Building on a Ruby scraper that Steve Faulkner whipped together on Saturday during a City Camp Madison session, here’s my hacked-together attempt at a Python scraper using Beautiful Soup and Requests.
It pulls data from the Madison and Dane County Public Health website to show which beaches are open and which are closed.
The terminal output looks like:
(data)(learning-scrape)… python beaches-scrape.py BB Clarke - (open) Bernies - (open) Brittingham - (open) Esther - (open) Goodland County Park - (closed) Governor Nelson State Park - () Hudson - (open) James Madison - (open) Lake Kegonsa State Park - () Lake Mendota County Park - (open) Marshall - (open) Memorial Union (Pier) - (open) Olbrich - (open) Olin - (open) Spring Harbor - (open) Stewart County Park - (open) Stoughton Mandt Park Pond - () Tenney - (open) Verona Fireman's Park - () Vilas - (open) Warner - (open)

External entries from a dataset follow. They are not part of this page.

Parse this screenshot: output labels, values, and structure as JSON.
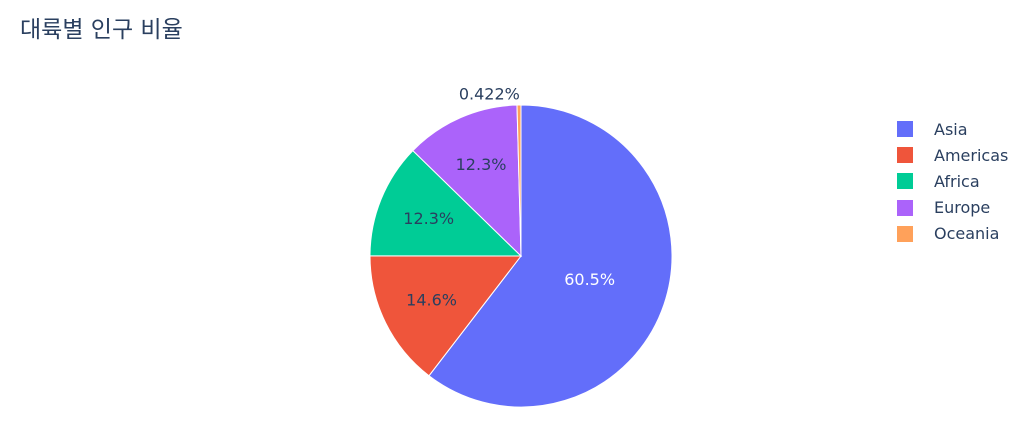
{
  "chart_data": {
    "type": "pie",
    "title": "대륙별 인구 비율",
    "categories": [
      "Asia",
      "Americas",
      "Africa",
      "Europe",
      "Oceania"
    ],
    "values": [
      60.5,
      14.6,
      12.3,
      12.3,
      0.422
    ],
    "labels": [
      "60.5%",
      "14.6%",
      "12.3%",
      "12.3%",
      "0.422%"
    ],
    "colors": [
      "#636efa",
      "#ef553b",
      "#00cc96",
      "#ab63fa",
      "#ffa15a"
    ],
    "legend_position": "right",
    "direction": "clockwise"
  }
}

There’s a couple things that come to mind to add to this: The name of the lake that the beach is one, and some kind of if/else statement that can tell if the beach is monitored by another agency, and thus no status is available.
And while Steve’s exports the scraped data to JSON, mine will export it to a text file… not very useful I know, but I’m working on it.
You can also see the scraper at ScraperWiki.